# Lights of America 6,500K 65 watt PC Flood lamps?



## Adam (Oct 19, 2004)

I just bought 2 of these units to use over a new 29 gallon tank I will be setting up sometime in the begining of November. I have seen results as used over saltwater reef sump systems for growing macro-algae. I am just curious if anyone has ever tried these units over a freshwater plant tank. I got both units for around 56 bucks after shipping, so I figure even if they dont work out they arent going to set me back that badly.

The units claim to be as bright as a 500 watt incandecent bulb, and I found some of them being sold on Ebay as plant grow lamps, so I asume they will work... Any thoughts or experiences?


----------



## Piscesgirl (Feb 25, 2004)

Where did you order them from? I love the lightsofamerica screw in 10 watt CF bulbs at Wal*marts - I use them in incandescent fixtures or desk lamps and they work great. They are also 6500K. The flood lamps have perked my interest.


----------



## Paul Higashikawa (Mar 18, 2004)

I don't really know if it's a good idea afterall. The bulb gets immensely hot, the lighting spread is rather inadequate because it is a spiral-like shaped bulb that is screw-on, the protective plastic cover also reduce the light somewhat. Don't get me wrong, the light IS still bright even with all these factors. It's just if I were you I would rather spend the same amount and get a PC light system, instead of a flood light. I have one which I got(admittedly) on eBay. It has a touch sensor in which you can put your finger over it to signal it to go on. Like I said before, alot of people have problem with spiral-shaped screw-on PC bulbs because it doesn't really utilize its light spread very effectively, even with a reflector. I had a friend custom built one for me; I glued it to the light. Can't really say if it made any difference. If you really still want to get it, then I would advise building a DIY wooden hood that you can position the light in, in which you can remove its plastic cover. That way, the heat gets cooled down more and with a good reflector you should get more from this light. I haven't had the time to build mine so I just leave the entire flood light on top of one of my tank, above a cover glass, of course And I can tell you, it gets veeeery hot.

Paul


----------



## SCMurphy (Jan 28, 2004)

I've used them with good success, but you have to modify the case a great deal to keep the light cool enough that the circuit board is not fried while you used them.
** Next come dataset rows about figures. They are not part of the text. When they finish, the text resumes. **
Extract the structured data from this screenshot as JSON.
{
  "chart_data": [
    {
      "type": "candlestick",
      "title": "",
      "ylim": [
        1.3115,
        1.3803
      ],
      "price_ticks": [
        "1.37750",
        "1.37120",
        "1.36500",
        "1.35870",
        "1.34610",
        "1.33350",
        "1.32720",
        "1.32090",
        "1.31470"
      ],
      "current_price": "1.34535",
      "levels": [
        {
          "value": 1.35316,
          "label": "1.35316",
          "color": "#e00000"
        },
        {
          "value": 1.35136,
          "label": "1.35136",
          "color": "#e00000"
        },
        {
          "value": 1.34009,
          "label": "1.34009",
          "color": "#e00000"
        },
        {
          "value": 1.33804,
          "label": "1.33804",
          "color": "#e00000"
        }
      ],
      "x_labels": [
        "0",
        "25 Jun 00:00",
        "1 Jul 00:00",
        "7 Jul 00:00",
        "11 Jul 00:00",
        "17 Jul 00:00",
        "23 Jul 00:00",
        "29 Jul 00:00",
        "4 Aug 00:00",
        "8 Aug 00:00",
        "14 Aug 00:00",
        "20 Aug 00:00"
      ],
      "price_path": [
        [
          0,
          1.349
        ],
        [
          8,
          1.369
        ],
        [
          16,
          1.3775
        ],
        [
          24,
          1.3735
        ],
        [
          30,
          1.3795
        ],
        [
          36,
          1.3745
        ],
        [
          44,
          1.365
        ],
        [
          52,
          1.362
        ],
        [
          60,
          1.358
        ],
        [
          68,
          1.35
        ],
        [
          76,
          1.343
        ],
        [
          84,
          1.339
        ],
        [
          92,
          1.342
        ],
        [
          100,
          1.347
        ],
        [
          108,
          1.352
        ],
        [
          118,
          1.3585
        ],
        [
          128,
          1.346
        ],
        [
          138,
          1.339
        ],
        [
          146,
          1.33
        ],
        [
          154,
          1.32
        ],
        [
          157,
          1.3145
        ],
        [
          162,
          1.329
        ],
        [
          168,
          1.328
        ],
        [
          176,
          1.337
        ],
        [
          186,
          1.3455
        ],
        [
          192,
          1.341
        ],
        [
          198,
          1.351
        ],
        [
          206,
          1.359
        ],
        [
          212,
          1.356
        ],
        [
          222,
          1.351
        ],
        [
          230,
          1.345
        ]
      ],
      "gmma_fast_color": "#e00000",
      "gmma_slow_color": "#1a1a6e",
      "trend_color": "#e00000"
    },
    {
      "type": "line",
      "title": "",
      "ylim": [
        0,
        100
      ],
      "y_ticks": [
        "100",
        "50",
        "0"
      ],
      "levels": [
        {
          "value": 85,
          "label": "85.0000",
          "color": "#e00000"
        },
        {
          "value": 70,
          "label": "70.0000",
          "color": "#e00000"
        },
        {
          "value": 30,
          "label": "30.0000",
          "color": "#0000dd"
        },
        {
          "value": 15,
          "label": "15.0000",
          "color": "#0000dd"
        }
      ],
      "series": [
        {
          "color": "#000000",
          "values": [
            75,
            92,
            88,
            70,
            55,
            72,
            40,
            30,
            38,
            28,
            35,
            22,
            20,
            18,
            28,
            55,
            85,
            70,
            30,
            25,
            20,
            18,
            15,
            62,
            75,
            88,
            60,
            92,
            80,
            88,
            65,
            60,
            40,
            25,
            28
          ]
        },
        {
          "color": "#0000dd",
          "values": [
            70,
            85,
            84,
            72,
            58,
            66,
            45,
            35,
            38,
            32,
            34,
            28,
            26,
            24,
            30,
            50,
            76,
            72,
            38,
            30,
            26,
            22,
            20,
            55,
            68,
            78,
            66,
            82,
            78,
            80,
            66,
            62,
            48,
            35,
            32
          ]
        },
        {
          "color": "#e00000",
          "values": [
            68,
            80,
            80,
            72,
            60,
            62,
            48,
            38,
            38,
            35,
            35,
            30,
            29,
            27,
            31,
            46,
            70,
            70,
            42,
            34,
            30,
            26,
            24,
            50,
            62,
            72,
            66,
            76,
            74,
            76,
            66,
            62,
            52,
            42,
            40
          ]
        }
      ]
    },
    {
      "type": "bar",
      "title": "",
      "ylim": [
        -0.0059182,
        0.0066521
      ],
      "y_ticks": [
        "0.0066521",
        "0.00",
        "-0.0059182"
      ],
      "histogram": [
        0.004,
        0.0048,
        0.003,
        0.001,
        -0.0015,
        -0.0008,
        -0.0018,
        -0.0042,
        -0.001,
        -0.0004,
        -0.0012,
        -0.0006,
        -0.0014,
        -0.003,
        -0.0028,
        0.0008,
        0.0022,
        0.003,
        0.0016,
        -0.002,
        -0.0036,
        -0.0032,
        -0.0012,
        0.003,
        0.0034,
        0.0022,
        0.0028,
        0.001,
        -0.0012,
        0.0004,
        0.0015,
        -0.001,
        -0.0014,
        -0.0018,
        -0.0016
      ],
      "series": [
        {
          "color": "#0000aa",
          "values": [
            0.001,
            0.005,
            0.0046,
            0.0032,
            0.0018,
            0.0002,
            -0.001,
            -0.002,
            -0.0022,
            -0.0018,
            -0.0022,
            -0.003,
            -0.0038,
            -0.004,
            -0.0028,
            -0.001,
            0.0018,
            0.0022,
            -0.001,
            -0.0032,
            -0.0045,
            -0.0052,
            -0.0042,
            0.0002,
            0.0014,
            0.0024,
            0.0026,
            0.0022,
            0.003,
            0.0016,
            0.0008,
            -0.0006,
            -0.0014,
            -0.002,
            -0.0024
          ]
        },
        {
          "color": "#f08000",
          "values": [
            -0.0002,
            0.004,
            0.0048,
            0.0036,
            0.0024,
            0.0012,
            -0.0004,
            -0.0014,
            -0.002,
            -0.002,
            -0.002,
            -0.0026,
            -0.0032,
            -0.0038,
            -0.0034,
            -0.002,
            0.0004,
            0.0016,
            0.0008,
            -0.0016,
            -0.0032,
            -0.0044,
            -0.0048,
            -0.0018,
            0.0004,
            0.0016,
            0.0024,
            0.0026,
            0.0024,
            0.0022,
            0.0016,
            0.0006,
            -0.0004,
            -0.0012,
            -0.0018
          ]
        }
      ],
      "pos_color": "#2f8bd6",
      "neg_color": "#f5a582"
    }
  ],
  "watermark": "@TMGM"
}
I drilled a lot of ventilation holes and used PC case fans to blow air into the cases.

If you can get rid of the 'clear' plastic face of the case you will get more light from the unit.


----------



## Piscesgirl (Feb 25, 2004)

The one you are talking about, SirWrathful, is the same one - from LightsofAmerica? I actually have a specific use that I would be considering them for - a 150 gallon tub. I can't use any of the normal lights for this purpose, and I'm not going to wire anything into my house. I'm thinking if they are flood lights, I can hang them from a bar, perhaps. 

The LightsofAmerica screw in 10 watts are not spiral, don't get hot, and are fantastic for small tanks. I've only seen them at Walmart and they come in a blue box.


----------



## Adam (Oct 19, 2004)

I actually got mine on ebay as well. Brand new in box. After shipping I still got them for for $15 under retail.

I was planning on hosing them in a basic plywood canopy with the flood lamp housing sitting above the tank and outsidethe canopy. The canopy is planned to be roughly 8" tall. Lenses will be removed and hopefully if I can find them I will put one of the cooling fans from my reef tank into the canopy.

I have metal halide, and PC fixtures in storage, but because of power use and bulb cost on the MH side, and blub cost on the PC side, I opted not to use them.

To those of you who have them. The picture on their website shows them coming with a reflective "aluminum"(?) reflector inside. Is this not the case with those of you who have them? This is the image provided on their official online store.


----------



## SCMurphy (Jan 28, 2004)

the 'reflector ' in mine is white painted metal.


----------



## fishfry (Apr 15, 2004)

I got mine at costco for 15 bucks, works well for my 26 gallon, but 2 would be optimum.


----------



## gpodio (Feb 4, 2004)

Home Depot sells these including spare bulbs. They do grow plants however reliability has been their biggest problem to date. Perhaps it's just a cooling issue as already mentioned. There are three models I've seen under the same item number over time at home depot, the first of these I came accross had a mirrored reflector, then the white painted reflector and the last model I saw seemed more like a white plastic reflector. I've seen a 90 gallon with three of these installed into the hood, looked nice and I believe only one died prematurely, haven't had any updates in a while though.

Giancarlo Podio


----------